8. Passengers shall keep the noise down.
If your seatmate can hear the music coming from your headphones, it's too loud. Period. Flight attendants should confiscate obnoxious flight DJs' gear and remind them to remove headsets instead of shouting over the music, unaware of the decibel level. While we're at it, just because you can use your cell phone while we are taxiing to the gate doesn't mean we need to hear every detail of where you're going to meet your ride. Same goes for your personal life, business deals, or the latest National Enquirer gossip.
9. Airlines shall institute dual boarding.
This is already done on some larger international flights, but imagine how much easier it would be if people could board using both the front and back of the plane. There'd be less jamming the aisles (another persistent threat to on-time departures). As a corollary, notes Banas, people who attempt to board out of their "zone" or before their row number is called should be publicly shamed and sent to the back of the boarding line.
10. Passengers with tight connections shall always be allowed to deplane first.

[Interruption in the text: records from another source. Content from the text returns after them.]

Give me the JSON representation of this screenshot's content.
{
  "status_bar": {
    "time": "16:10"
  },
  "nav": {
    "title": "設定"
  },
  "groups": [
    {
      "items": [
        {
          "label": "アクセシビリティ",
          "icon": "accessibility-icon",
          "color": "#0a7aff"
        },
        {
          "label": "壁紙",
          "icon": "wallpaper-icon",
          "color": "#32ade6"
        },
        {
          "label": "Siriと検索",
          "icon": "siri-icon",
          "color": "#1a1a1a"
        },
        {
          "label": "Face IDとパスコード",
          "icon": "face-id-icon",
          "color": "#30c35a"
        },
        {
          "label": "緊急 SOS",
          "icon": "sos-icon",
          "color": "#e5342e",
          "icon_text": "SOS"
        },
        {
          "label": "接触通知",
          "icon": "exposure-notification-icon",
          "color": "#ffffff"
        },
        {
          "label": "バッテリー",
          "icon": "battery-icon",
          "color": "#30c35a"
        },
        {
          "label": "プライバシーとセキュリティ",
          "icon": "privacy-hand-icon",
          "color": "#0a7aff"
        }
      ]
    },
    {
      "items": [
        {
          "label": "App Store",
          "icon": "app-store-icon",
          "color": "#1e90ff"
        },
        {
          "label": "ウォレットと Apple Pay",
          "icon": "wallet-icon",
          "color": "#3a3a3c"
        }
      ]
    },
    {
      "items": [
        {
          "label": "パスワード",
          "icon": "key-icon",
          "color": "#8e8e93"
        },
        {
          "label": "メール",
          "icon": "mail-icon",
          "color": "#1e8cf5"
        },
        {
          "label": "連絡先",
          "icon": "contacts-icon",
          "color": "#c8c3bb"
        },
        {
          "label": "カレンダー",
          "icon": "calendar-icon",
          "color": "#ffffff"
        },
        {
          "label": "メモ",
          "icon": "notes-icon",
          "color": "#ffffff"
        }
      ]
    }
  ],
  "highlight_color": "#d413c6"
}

Really. The loudspeaker announcement requesting people to be polite just doesn't hack it. Keep the seatbelt sign on and escort those passengers off first. Then you won't be holding planes for passengers delayed on other flights. To us that's a win-win situation. And the crew should call ahead to the connecting flight and ensure the passenger can board (even if the bags don't). Every once in a while, a sympathetic flight attendant will go out of their way to make sure people get where they need to go, but think how much nicer it would be if this was law.